A financial market or system is a market in which people and entities can trade financial securities, commodities, and other fungible items (Figure 1). Securities include stocks and bonds, and commodities include precious metals or agricultural goods.
There are both general markets (where many commodities are traded) and specialized markets (where only one commodity is traded). Markets work by placing many interested buyers and sellers, including households, firms, and government agencies, in one place, thus making it easier for them to find each other.
An economy that relies primarily on interactions between buyers and sellers to allocate resources is known as a market economy, in contrast either to a command economy or to a non-market economy such as a gift economy.

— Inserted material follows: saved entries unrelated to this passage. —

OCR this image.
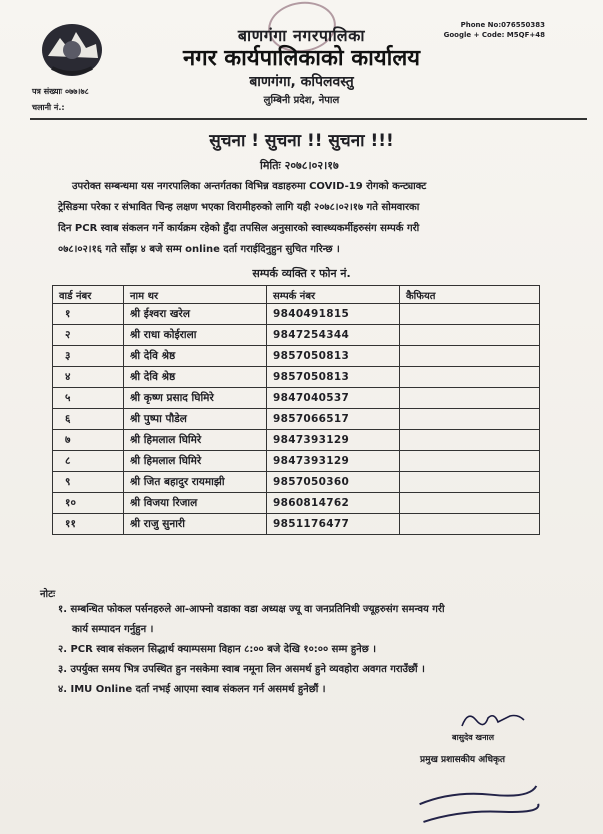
बाणगंगा नगरपालिका
नगर कार्यपालिकाको कार्यालय
बाणगंगा, कपिलवस्तु
लुम्बिनी प्रदेश, नेपाल
Phone No:076550383
Google + Code: M5QF+48
पत्र संख्याः ०७७।७८
चलानी नं.:
सुचना ! सुचना !! सुचना !!!
मितिः २०७८।०२।१७
उपरोक्त सम्बन्धमा यस नगरपालिका अन्तर्गतका विभिन्न वडाहरुमा COVID-19 रोगको कन्ट्याक्ट
ट्रेसिङमा परेका र संभावित चिन्ह लक्षण भएका विरामीहरुको लागि यही २०७८।०२।१७ गते सोमवारका
दिन PCR स्वाब संकलन गर्ने कार्यक्रम रहेको हुँदा तपसिल अनुसारको स्वास्थ्यकर्मीहरुसंग सम्पर्क गरी
०७८।०२।१६ गते साँझ ४ बजे सम्म online दर्ता गराईदिनुहुन सुचित गरिन्छ ।
सम्पर्क व्यक्ति र फोन नं.
वार्ड नंबर	नाम थर	सम्पर्क नंबर	कैफियत
१	श्री ईश्वरा खरेल	9840491815	
२	श्री राधा कोईराला	9847254344	
३	श्री देवि श्रेष्ठ	9857050813	
४	श्री देवि श्रेष्ठ	9857050813	
५	श्री कृष्ण प्रसाद घिमिरे	9847040537	
६	श्री पुष्पा पौडेल	9857066517	
७	श्री हिमलाल घिमिरे	9847393129	
८	श्री हिमलाल घिमिरे	9847393129	
९	श्री जित बहादुर रायमाझी	9857050360	
१०	श्री विजया रिजाल	9860814762	
११	श्री राजु सुनारी	9851176477	
नोटः
१. सम्बन्धित फोकल पर्सनहरुले आ-आफ्नो वडाका वडा अध्यक्ष ज्यू वा जनप्रतिनिधी ज्यूहरुसंग समन्वय गरी
कार्य सम्पादन गर्नुहुन ।
२. PCR स्वाब संकलन सिद्धार्थ क्याम्पसमा विहान ८:०० बजे देखि १०:०० सम्म हुनेछ ।
३. उपर्युक्त समय भित्र उपस्थित हुन नसकेमा स्वाब नमूना लिन असमर्थ हुने व्यवहोरा अवगत गराउँछौं ।
४. IMU Online दर्ता नभई आएमा स्वाब संकलन गर्न असमर्थ हुनेछौं ।
बासुदेव खनाल
प्रमुख प्रशासकीय अधिकृत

Role of the Financial System
Financial markets are associated with the accelerated growth of an economy. A financial market helps to achieve the following non-comprehensive list of goals:
- Saving mobilization: Obtaining funds from the savers or surplus units such as household individuals, business firms, public sector units, central government, state governments, etc. is an important role played by financial markets. Borrowers (e.g. bond issuers) are connected with lenders (e.g. bond buyers) in financial markets.

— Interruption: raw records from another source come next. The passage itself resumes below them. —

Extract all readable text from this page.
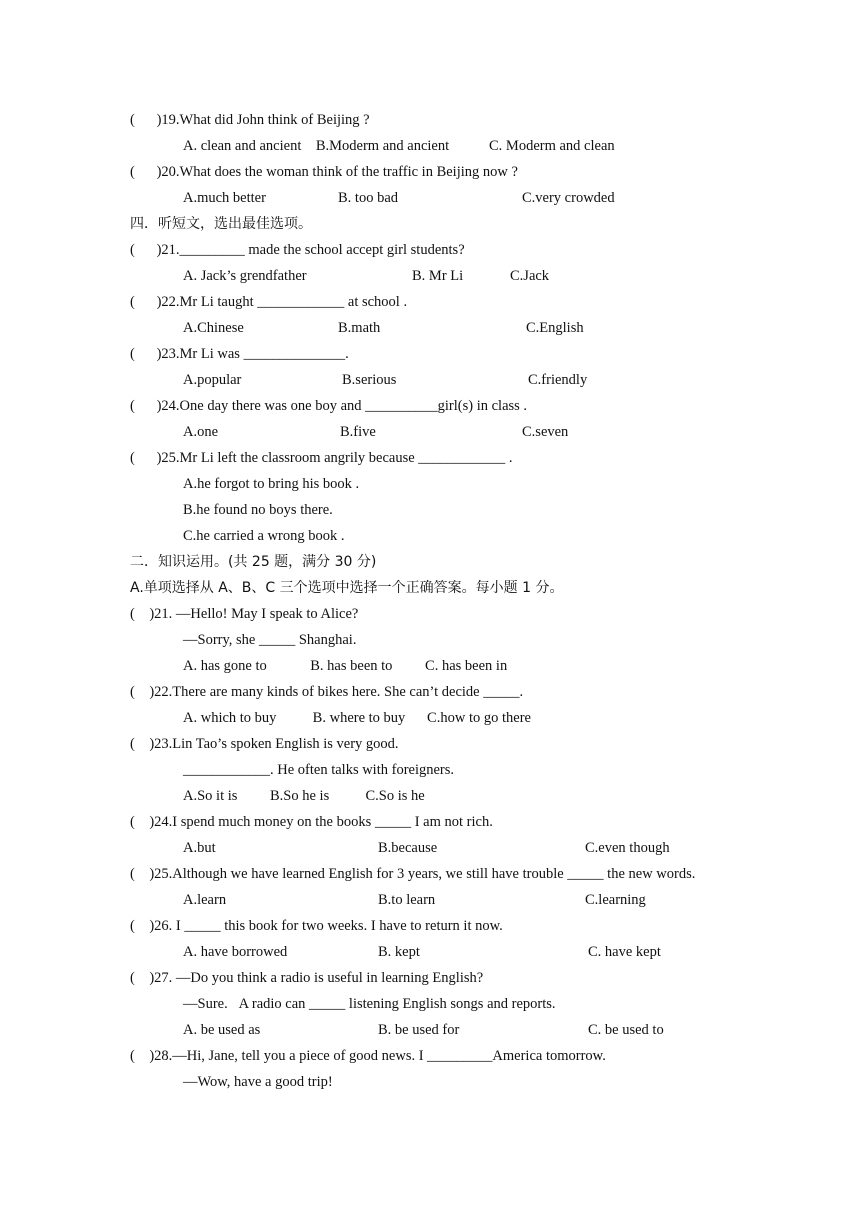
(      )19.What did John think of Beijing ?
A. clean and ancient    B.Moderm and ancient           C. Moderm and clean
(      )20.What does the woman think of the traffic in Beijing now ?
四．听短文，选出最佳选项。
(      )21._________ made the school accept girl students?
(      )22.Mr Li taught ____________ at school .
(      )23.Mr Li was ______________.
(      )24.One day there was one boy and __________girl(s) in class .
(      )25.Mr Li left the classroom angrily because ____________ .
A.he forgot to bring his book .
B.he found no boys there.
C.he carried a wrong book .
二．知识运用。(共 25 题，满分 30 分)
A.单项选择从 A、B、C 三个选项中选择一个正确答案。每小题 1 分。
(    )21. —Hello! May I speak to Alice?
—Sorry, she _____ Shanghai.
A. has gone to            B. has been to         C. has been in
(    )22.There are many kinds of bikes here. She can’t decide _____.
A. which to buy          B. where to buy      C.how to go there
(    )23.Lin Tao’s spoken English is very good.
____________. He often talks with foreigners.
A.So it is         B.So he is          C.So is he
(    )24.I spend much money on the books _____ I am not rich.
(    )25.Although we have learned English for 3 years, we still have trouble _____ the new words.
(    )26. I _____ this book for two weeks. I have to return it now.
(    )27. —Do you think a radio is useful in learning English?
—Sure.   A radio can _____ listening English songs and reports.
(    )28.—Hi, Jane, tell you a piece of good news. I _________America tomorrow.
—Wow, have a good trip!
A.much better	B. too bad	C.very crowded
A. Jack’s grendfather	B. Mr Li	C.Jack
A.Chinese	B.math	C.English
A.popular	B.serious	C.friendly
A.one	B.five	C.seven
A.but	B.because	C.even though
A.learn	B.to learn	C.learning
A. have borrowed	B. kept	C. have kept
A. be used as	B. be used for	C. be used to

- Investment: Financial markets play a crucial role in arranging to invest funds. Both firms and individuals can invest in companies through financial markets (e.g. by buying stock).
- National Growth: An important role played by financial market is that, they contribute to a nation's growth by ensuring unfettered flow of surplus funds to deficit units. In other words, financial markets help shift money from industry to industry or firm to firm based on the supply and demand for their products.
- Entrepreneurship growth: Financial markets allow entrepreneurs (and established firms) to access the funds needed to invest in projects or companies.